Alle prime luci dell'alba di oggi personale della Squadra Mobile ha dato esecuzione a quattro ordini di carcerazione, emessi dalla Procura Generale presso la Corte D'Appello di Bari, nei confronti di Roberto Sinesi, nato a Foggia (classe 1962), elemento di spicco dell'organizzazione criminale denominata "Società Foggiana", Raffaele La Tegola, nato a Foggia (classe 1971), Luigi Speranza, nato a Foggia (classe 1970) e Cosimo Giardiello, nato a Foggia (classe 1972).

I soggetti, tutti appartenenti alla batteria "Sinesi - Francavilla", a seguito delle indagini condotte nell'ambito dell'operazione denominata "Saturno", conclusasi nel giugno 2016 con l'applicazione di ordinanza di custodia cautelare in carcere a carico di sei persone, sono stati condannati con sentenza passata in giudicato per estorsione aggravata dal metodo mafioso con condanne comprese tra i 7 e i 12 anni di reclusione.

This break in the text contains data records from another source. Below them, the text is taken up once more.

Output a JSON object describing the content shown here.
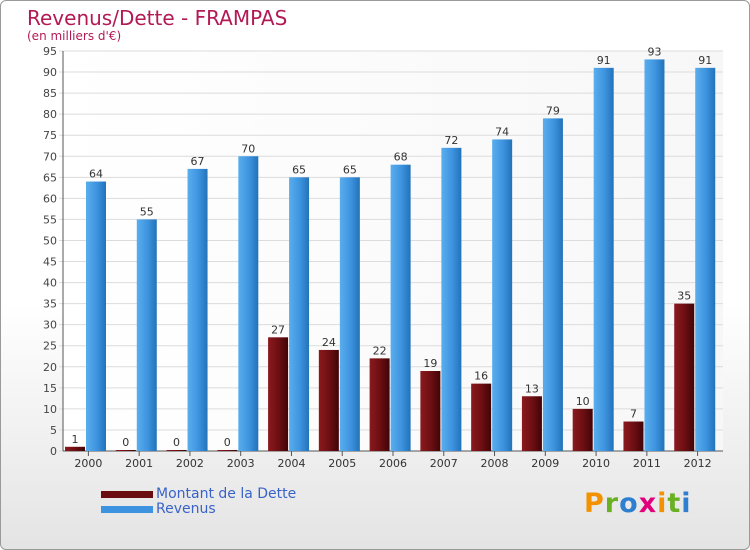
{
  "title": "Revenus/Dette - FRAMPAS",
  "subtitle": "(en milliers d'€)",
  "chart_data": {
    "type": "bar",
    "categories": [
      "2000",
      "2001",
      "2002",
      "2003",
      "2004",
      "2005",
      "2006",
      "2007",
      "2008",
      "2009",
      "2010",
      "2011",
      "2012"
    ],
    "series": [
      {
        "name": "Montant de la Dette",
        "color": "#6b0e12",
        "values": [
          1,
          0,
          0,
          0,
          27,
          24,
          22,
          19,
          16,
          13,
          10,
          7,
          35
        ]
      },
      {
        "name": "Revenus",
        "color": "#3d93df",
        "values": [
          64,
          55,
          67,
          70,
          65,
          65,
          68,
          72,
          74,
          79,
          91,
          93,
          91
        ]
      }
    ],
    "ylim": [
      0,
      95
    ],
    "yticks": [
      0,
      5,
      10,
      15,
      20,
      25,
      30,
      35,
      40,
      45,
      50,
      55,
      60,
      65,
      70,
      75,
      80,
      85,
      90,
      95
    ],
    "grid": true,
    "legend": "bottom-left"
  },
  "legend": {
    "debt_label": "Montant de la Dette",
    "revenue_label": "Revenus"
  },
  "logo": {
    "letters": [
      "P",
      "r",
      "o",
      "x",
      "i",
      "t",
      "i"
    ],
    "colors": [
      "#f39200",
      "#6ab023",
      "#2f7fd0",
      "#e2007a",
      "#f39200",
      "#6ab023",
      "#2f7fd0"
    ]
  }
}
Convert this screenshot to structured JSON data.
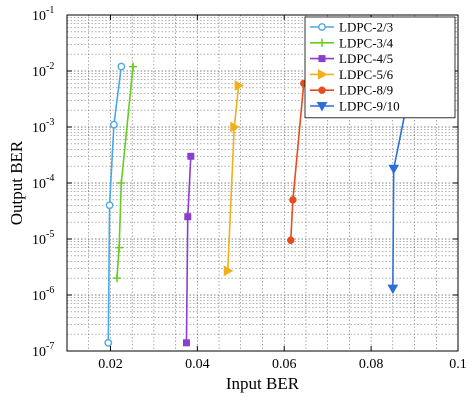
{
  "chart_data": {
    "type": "line",
    "title": "",
    "xlabel": "Input BER",
    "ylabel": "Output BER",
    "xlim": [
      0.01,
      0.1
    ],
    "ylim_exp": [
      -7,
      -1
    ],
    "yscale": "log",
    "grid": true,
    "legend_position": "top-right",
    "x_ticks": [
      {
        "value": 0.02,
        "label": "0.02"
      },
      {
        "value": 0.04,
        "label": "0.04"
      },
      {
        "value": 0.06,
        "label": "0.06"
      },
      {
        "value": 0.08,
        "label": "0.08"
      },
      {
        "value": 0.1,
        "label": "0.1"
      }
    ],
    "y_ticks": [
      {
        "exp": -7,
        "base": "10",
        "sup": "-7"
      },
      {
        "exp": -6,
        "base": "10",
        "sup": "-6"
      },
      {
        "exp": -5,
        "base": "10",
        "sup": "-5"
      },
      {
        "exp": -4,
        "base": "10",
        "sup": "-4"
      },
      {
        "exp": -3,
        "base": "10",
        "sup": "-3"
      },
      {
        "exp": -2,
        "base": "10",
        "sup": "-2"
      },
      {
        "exp": -1,
        "base": "10",
        "sup": "-1"
      }
    ],
    "series": [
      {
        "name": "LDPC-2/3",
        "color": "#4aa8e8",
        "marker": "circle",
        "x": [
          0.0195,
          0.0198,
          0.0208,
          0.0225
        ],
        "y": [
          1.4e-07,
          4e-05,
          0.0011,
          0.012
        ]
      },
      {
        "name": "LDPC-3/4",
        "color": "#66cc22",
        "marker": "plus",
        "x": [
          0.0215,
          0.022,
          0.0225,
          0.0252
        ],
        "y": [
          2e-06,
          7e-06,
          0.0001,
          0.012
        ]
      },
      {
        "name": "LDPC-4/5",
        "color": "#8b3fcc",
        "marker": "square",
        "x": [
          0.0375,
          0.0378,
          0.0385
        ],
        "y": [
          1.4e-07,
          2.5e-05,
          0.0003
        ]
      },
      {
        "name": "LDPC-5/6",
        "color": "#f0b01c",
        "marker": "triangle-right",
        "x": [
          0.047,
          0.0485,
          0.0495
        ],
        "y": [
          2.7e-06,
          0.001,
          0.0055
        ]
      },
      {
        "name": "LDPC-8/9",
        "color": "#e54d1e",
        "marker": "dot",
        "x": [
          0.0615,
          0.062,
          0.0645
        ],
        "y": [
          9.5e-06,
          5e-05,
          0.006
        ]
      },
      {
        "name": "LDPC-9/10",
        "color": "#2d6fd8",
        "marker": "triangle-down",
        "x": [
          0.085,
          0.0852,
          0.0915
        ],
        "y": [
          1.3e-06,
          0.00018,
          0.045
        ]
      }
    ]
  }
}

L'operazione "Saturno", riguardante il periodo compreso tra agosto e settembre 2015 ed eseguita al termine delle indagini coordinate dalla Direzione Distrettuale Antimafia di Bari, consentì di acclarare numerose estorsioni consumate dal gruppo criminale facente capo a Roberto Sinesi ai danni di numerosi autotrasportatori che, in attesa di trasportare i carichi di pomodoro all'interno della ditta conservificio Princes per la successiva lavorazione e trasformazione, una volta entrati all'interno del parcheggio antistante la medesima azienda, erano costretti a versare una tangente di 50 euro a camion al fine di prevenire danni agli autoarticolati.

L'indagine consentì altresì di accertare le minacce manifestate dai sodali di Roberto Sinesi nei confronti di alcuni spacciatori che avevano provveduto a cedere della cocaina senza avere chiesto preventivamente l'autorizzazione.